# Relationship with your conflictor.



## counterintuitive (Apr 8, 2011)

Graveyard said:


> Oh don't bring that up. I was suggesting types okay. :C
> But you had the Alpha scent, and I definitely had ILE in my mind at first!
> 
> You yourself said that you're drawn to them, so yahh you thirst the Fe. Have some Fe then. ;P
> Well, it's been stablished here that you will be drawn towards ESIs and EIIs will also lure you a lot (supervisor are pretty amusing at first, too). Be careful.


Lol, I know, I'm just messing.  I'm still not really sure myself but after my video interview with Entropic I figured ILE is most likely.

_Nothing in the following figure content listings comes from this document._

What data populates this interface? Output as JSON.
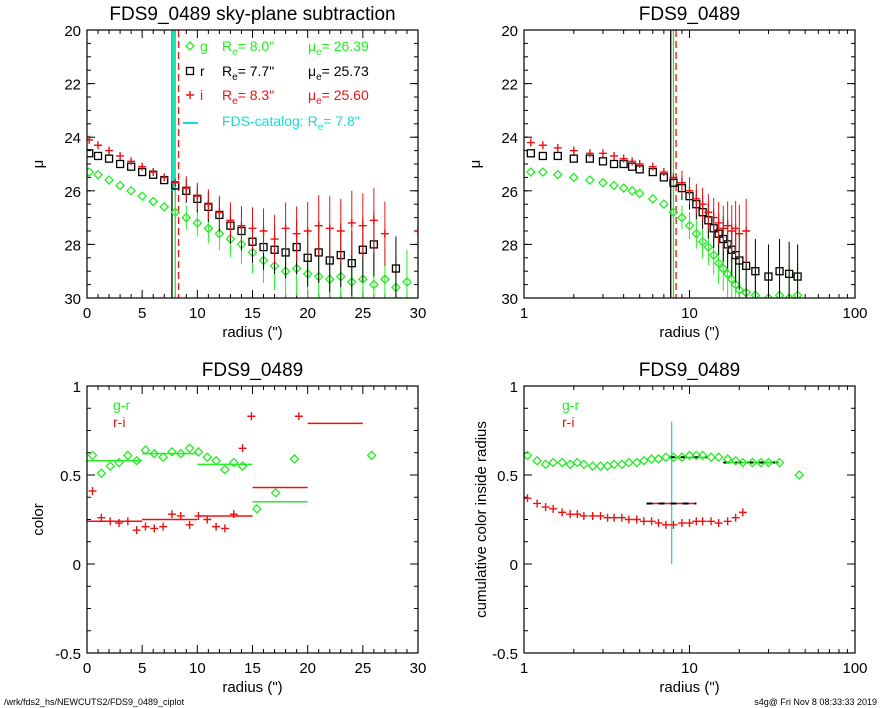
{
  "colors": {
    "g": "#22ee22",
    "r": "#000000",
    "i": "#ee1111",
    "catalog": "#11dddd"
  },
  "footer": {
    "left": "/wrk/fds2_hs/NEWCUTS2/FDS9_0489_ciplot",
    "right": "s4g@  Fri Nov  8 08:33:33 2019"
  },
  "chart_data": [
    {
      "id": "profile-linear",
      "type": "scatter",
      "title": "FDS9_0489 sky-plane subtraction",
      "xlabel": "radius (\")",
      "ylabel": "μ",
      "xlim": [
        0,
        30
      ],
      "ylim": [
        30,
        20
      ],
      "xticks": [
        0,
        5,
        10,
        15,
        20,
        25,
        30
      ],
      "yticks": [
        20,
        22,
        24,
        26,
        28,
        30
      ],
      "legend": {
        "placement": "top-right",
        "entries": [
          {
            "band": "g",
            "marker": "diamond",
            "re_label": "R",
            "re_sub": "e",
            "re_value": "=   8.0\"",
            "mu_label": "μ",
            "mu_sub": "e",
            "mu_value": "= 26.39"
          },
          {
            "band": "r",
            "marker": "square",
            "re_label": "R",
            "re_sub": "e",
            "re_value": "=   7.7\"",
            "mu_label": "μ",
            "mu_sub": "e",
            "mu_value": "= 25.73"
          },
          {
            "band": "i",
            "marker": "plus",
            "re_label": "R",
            "re_sub": "e",
            "re_value": "=   8.3\"",
            "mu_label": "μ",
            "mu_sub": "e",
            "mu_value": "= 25.60"
          }
        ],
        "catalog_prefix": "FDS-catalog: R",
        "catalog_sub": "e",
        "catalog_value": "=   7.8\""
      },
      "vlines": [
        {
          "band": "r",
          "x": 7.7,
          "style": "solid"
        },
        {
          "band": "g",
          "x": 8.0,
          "style": "solid"
        },
        {
          "band": "i",
          "x": 8.3,
          "style": "dashed"
        },
        {
          "band": "catalog",
          "x": 7.8,
          "style": "solid-thick",
          "ymin": 26.0
        }
      ],
      "series": [
        {
          "band": "g",
          "marker": "diamond",
          "x": [
            0.2,
            1,
            2,
            3,
            4,
            5,
            6,
            7,
            8,
            9,
            10,
            11,
            12,
            13,
            14,
            15,
            16,
            17,
            18,
            19,
            20,
            21,
            22,
            23,
            24,
            25,
            26,
            27,
            28,
            29
          ],
          "y": [
            25.3,
            25.4,
            25.6,
            25.8,
            26.0,
            26.2,
            26.4,
            26.6,
            26.8,
            27.0,
            27.2,
            27.4,
            27.6,
            27.8,
            28.0,
            28.3,
            28.6,
            28.8,
            29.0,
            28.9,
            29.1,
            29.2,
            29.3,
            29.2,
            29.4,
            29.3,
            29.5,
            29.3,
            29.6,
            29.4
          ]
        },
        {
          "band": "r",
          "marker": "square",
          "x": [
            0.2,
            1,
            2,
            3,
            4,
            5,
            6,
            7,
            8,
            9,
            10,
            11,
            12,
            13,
            14,
            15,
            16,
            17,
            18,
            19,
            20,
            21,
            22,
            23,
            24,
            25,
            26,
            28
          ],
          "y": [
            24.6,
            24.7,
            24.8,
            25.0,
            25.1,
            25.3,
            25.4,
            25.6,
            25.8,
            26.0,
            26.3,
            26.6,
            26.9,
            27.3,
            27.5,
            27.9,
            28.1,
            28.2,
            28.3,
            28.1,
            28.5,
            28.3,
            28.6,
            28.4,
            28.7,
            28.2,
            28.0,
            28.9
          ]
        },
        {
          "band": "i",
          "marker": "plus",
          "x": [
            0.2,
            1,
            2,
            3,
            4,
            5,
            6,
            7,
            8,
            9,
            10,
            11,
            12,
            13,
            14,
            15,
            16,
            17,
            18,
            19,
            20,
            21,
            22,
            23,
            24,
            25,
            26,
            27,
            30
          ],
          "y": [
            24.1,
            24.3,
            24.5,
            24.7,
            24.9,
            25.1,
            25.3,
            25.5,
            25.7,
            25.9,
            26.2,
            26.5,
            26.8,
            27.1,
            27.3,
            27.4,
            27.5,
            27.8,
            27.4,
            27.6,
            27.5,
            27.3,
            27.4,
            27.5,
            27.2,
            27.3,
            27.1,
            27.6,
            27.5
          ]
        }
      ]
    },
    {
      "id": "profile-log",
      "type": "scatter",
      "title": "FDS9_0489",
      "xlabel": "radius (\")",
      "ylabel": "μ",
      "xscale": "log",
      "xlim": [
        1,
        100
      ],
      "ylim": [
        30,
        20
      ],
      "xticks": [
        1,
        10,
        100
      ],
      "yticks": [
        20,
        22,
        24,
        26,
        28,
        30
      ],
      "vlines": [
        {
          "band": "r",
          "x": 7.7,
          "style": "solid"
        },
        {
          "band": "g",
          "x": 8.0,
          "style": "solid"
        },
        {
          "band": "i",
          "x": 8.3,
          "style": "dashed"
        }
      ],
      "series": [
        {
          "band": "g",
          "marker": "diamond",
          "x": [
            1.1,
            1.3,
            1.6,
            2,
            2.5,
            3,
            3.5,
            4,
            4.5,
            5,
            6,
            7,
            8,
            9,
            10,
            11,
            12,
            13,
            14,
            15,
            16,
            17,
            18,
            19,
            20,
            22,
            25,
            30,
            35,
            40,
            45
          ],
          "y": [
            25.3,
            25.3,
            25.4,
            25.5,
            25.6,
            25.7,
            25.8,
            25.9,
            26.0,
            26.1,
            26.3,
            26.5,
            26.8,
            27.0,
            27.3,
            27.6,
            27.9,
            28.1,
            28.4,
            28.7,
            28.9,
            29.1,
            29.3,
            29.5,
            29.7,
            29.8,
            29.9,
            30.0,
            29.9,
            30.0,
            29.9
          ]
        },
        {
          "band": "r",
          "marker": "square",
          "x": [
            1.1,
            1.3,
            1.6,
            2,
            2.5,
            3,
            3.5,
            4,
            4.5,
            5,
            6,
            7,
            8,
            9,
            10,
            11,
            12,
            13,
            14,
            15,
            16,
            17,
            18,
            19,
            20,
            22,
            25,
            30,
            35,
            40,
            45
          ],
          "y": [
            24.6,
            24.7,
            24.7,
            24.8,
            24.8,
            24.9,
            25.0,
            25.0,
            25.1,
            25.2,
            25.3,
            25.5,
            25.7,
            25.9,
            26.2,
            26.5,
            26.8,
            27.1,
            27.4,
            27.6,
            27.8,
            28.0,
            28.2,
            28.4,
            28.6,
            28.8,
            29.0,
            29.2,
            29.0,
            29.1,
            29.2
          ]
        },
        {
          "band": "i",
          "marker": "plus",
          "x": [
            1.1,
            1.3,
            1.6,
            2,
            2.5,
            3,
            3.5,
            4,
            4.5,
            5,
            6,
            7,
            8,
            9,
            10,
            11,
            12,
            13,
            14,
            15,
            16,
            17,
            18,
            19,
            20,
            22
          ],
          "y": [
            24.2,
            24.3,
            24.4,
            24.5,
            24.6,
            24.6,
            24.7,
            24.8,
            24.9,
            25.0,
            25.1,
            25.3,
            25.5,
            25.7,
            26.0,
            26.3,
            26.5,
            26.8,
            27.0,
            27.2,
            27.4,
            27.3,
            27.5,
            27.4,
            27.6,
            27.5
          ]
        }
      ]
    },
    {
      "id": "color-linear",
      "type": "scatter",
      "title": "FDS9_0489",
      "xlabel": "radius (\")",
      "ylabel": "color",
      "xlim": [
        0,
        30
      ],
      "ylim": [
        -0.5,
        1.0
      ],
      "xticks": [
        0,
        5,
        10,
        15,
        20,
        25,
        30
      ],
      "yticks": [
        -0.5,
        0.0,
        0.5,
        1.0
      ],
      "legend": {
        "placement": "top-left",
        "entries": [
          {
            "band": "g",
            "label": "g-r"
          },
          {
            "band": "i",
            "label": "r-i"
          }
        ]
      },
      "series": [
        {
          "band": "g",
          "name": "g-r",
          "marker": "diamond",
          "x": [
            0.5,
            1.3,
            2.1,
            2.9,
            3.7,
            4.5,
            5.3,
            6.1,
            6.9,
            7.7,
            8.5,
            9.3,
            10.1,
            10.9,
            11.7,
            12.5,
            13.3,
            14.1,
            15.4,
            17.1,
            18.8,
            25.8
          ],
          "y": [
            0.61,
            0.51,
            0.55,
            0.57,
            0.61,
            0.58,
            0.64,
            0.62,
            0.6,
            0.63,
            0.62,
            0.65,
            0.63,
            0.6,
            0.58,
            0.53,
            0.57,
            0.55,
            0.31,
            0.4,
            0.59,
            0.61
          ]
        },
        {
          "band": "i",
          "name": "r-i",
          "marker": "plus",
          "x": [
            0.5,
            1.3,
            2.1,
            2.9,
            3.7,
            4.5,
            5.3,
            6.1,
            6.9,
            7.7,
            8.5,
            9.3,
            10.1,
            10.9,
            11.7,
            12.5,
            13.3,
            14.1,
            14.9,
            19.2
          ],
          "y": [
            0.41,
            0.26,
            0.24,
            0.23,
            0.24,
            0.19,
            0.21,
            0.2,
            0.21,
            0.28,
            0.27,
            0.22,
            0.27,
            0.25,
            0.21,
            0.2,
            0.28,
            0.65,
            0.83,
            0.83
          ]
        }
      ],
      "segments": [
        {
          "band": "g",
          "x": [
            0.0,
            5.0
          ],
          "y": 0.58
        },
        {
          "band": "g",
          "x": [
            5.0,
            10.0
          ],
          "y": 0.62
        },
        {
          "band": "g",
          "x": [
            10.0,
            15.0
          ],
          "y": 0.56
        },
        {
          "band": "g",
          "x": [
            15.0,
            20.0
          ],
          "y": 0.35
        },
        {
          "band": "i",
          "x": [
            0.0,
            5.0
          ],
          "y": 0.24
        },
        {
          "band": "i",
          "x": [
            5.0,
            10.0
          ],
          "y": 0.25
        },
        {
          "band": "i",
          "x": [
            10.0,
            15.0
          ],
          "y": 0.27
        },
        {
          "band": "i",
          "x": [
            15.0,
            20.0
          ],
          "y": 0.43
        },
        {
          "band": "i",
          "x": [
            20.0,
            25.0
          ],
          "y": 0.79
        }
      ]
    },
    {
      "id": "cumulative-color-log",
      "type": "scatter",
      "title": "FDS9_0489",
      "xlabel": "radius (\")",
      "ylabel": "cumulative color inside radius",
      "xscale": "log",
      "xlim": [
        1,
        100
      ],
      "ylim": [
        -0.5,
        1.0
      ],
      "xticks": [
        1,
        10,
        100
      ],
      "yticks": [
        -0.5,
        0.0,
        0.5,
        1.0
      ],
      "legend": {
        "placement": "top-left",
        "entries": [
          {
            "band": "g",
            "label": "g-r"
          },
          {
            "band": "i",
            "label": "r-i"
          }
        ]
      },
      "vlines": [
        {
          "band": "catalog",
          "x": 7.8,
          "style": "solid",
          "ymin": 0.0,
          "ymax": 0.8
        }
      ],
      "series": [
        {
          "band": "g",
          "name": "g-r",
          "marker": "diamond",
          "x": [
            1.05,
            1.2,
            1.35,
            1.5,
            1.7,
            1.9,
            2.1,
            2.3,
            2.6,
            2.9,
            3.2,
            3.5,
            3.9,
            4.3,
            4.8,
            5.3,
            5.9,
            6.5,
            7.2,
            8,
            9,
            10,
            11,
            12,
            13.5,
            15,
            17,
            19,
            21,
            24,
            27,
            30,
            35,
            46
          ],
          "y": [
            0.61,
            0.58,
            0.56,
            0.57,
            0.57,
            0.56,
            0.57,
            0.56,
            0.55,
            0.55,
            0.55,
            0.56,
            0.56,
            0.57,
            0.57,
            0.58,
            0.59,
            0.59,
            0.6,
            0.6,
            0.6,
            0.61,
            0.61,
            0.61,
            0.6,
            0.6,
            0.59,
            0.58,
            0.57,
            0.57,
            0.57,
            0.57,
            0.57,
            0.5
          ]
        },
        {
          "band": "i",
          "name": "r-i",
          "marker": "plus",
          "x": [
            1.05,
            1.2,
            1.35,
            1.5,
            1.7,
            1.9,
            2.1,
            2.3,
            2.6,
            2.9,
            3.2,
            3.5,
            3.9,
            4.3,
            4.8,
            5.3,
            5.9,
            6.5,
            7.2,
            8,
            9,
            10,
            11,
            12,
            13.5,
            15,
            17,
            19,
            21
          ],
          "y": [
            0.37,
            0.34,
            0.32,
            0.31,
            0.29,
            0.28,
            0.28,
            0.27,
            0.27,
            0.27,
            0.26,
            0.26,
            0.26,
            0.25,
            0.25,
            0.24,
            0.24,
            0.23,
            0.22,
            0.22,
            0.23,
            0.23,
            0.24,
            0.24,
            0.24,
            0.23,
            0.24,
            0.26,
            0.29
          ]
        }
      ],
      "segments": [
        {
          "band": "g",
          "x": [
            7.5,
            13.0
          ],
          "y": 0.6,
          "dashed": true
        },
        {
          "band": "g",
          "x": [
            16.0,
            35.0
          ],
          "y": 0.57,
          "dashed": true
        },
        {
          "band": "i",
          "x": [
            5.5,
            11.0
          ],
          "y": 0.34,
          "dashed": true
        }
      ]
    }
  ]
}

I said I'm drawn to them _unconsciously_, not actively like you said. I only noticed it was happening because of the theory. I worry for what would have happened otherwise, lol. I could easily be unconsciously drawn to an ESI, for instance. :shocked: I guess it's good that I don't care to build "deep" relationships with people or whatever, I just socialize and come home, lol.


----------



## Graveyard (Oct 23, 2015)

counterintuitive said:


> Lol, I know, I'm just messing.  I'm still not really sure myself but after my video interview with Entropic I figured ILE is most likely.
> 
> I said I'm drawn to them _unconsciously_, not actively like you said. I only noticed it was happening because of the theory. I worry for what would have happened otherwise, lol. I could easily be unconsciously drawn to an ESI, for instance. :shocked: I guess it's good that I don't care to build "deep" relationships with people or whatever, I just socialize and come home, lol.


I know you are. This should be evident, but don't take me too seriously. If I seem offended, I most likely am not. ;P

True, true. I can't quite explain what I want to say, but let's just keep it at "unconsciously attracted to", okie? 

Oh you're such a social grace, aren't you?

Well, I think we've went way too far with derailing here, don't you agree? We're going to get a warning or something.


----------



## Jeremy8419 (Mar 2, 2015)

Captain Mclain said:


> Dual have same strength of dimension of function as your conflict but conflictors fight until only few things they can agree on while duality merge.
> 
> That be the difference. x)


Your Vital is all your "personal" stuff that's basically set in stone. Your mental is all the stuff you can consciously process through in the social sphere. Unless your conflictor just has a really similar background to you, the two of you won't be able to socially adapt to each others personal individuality.


----------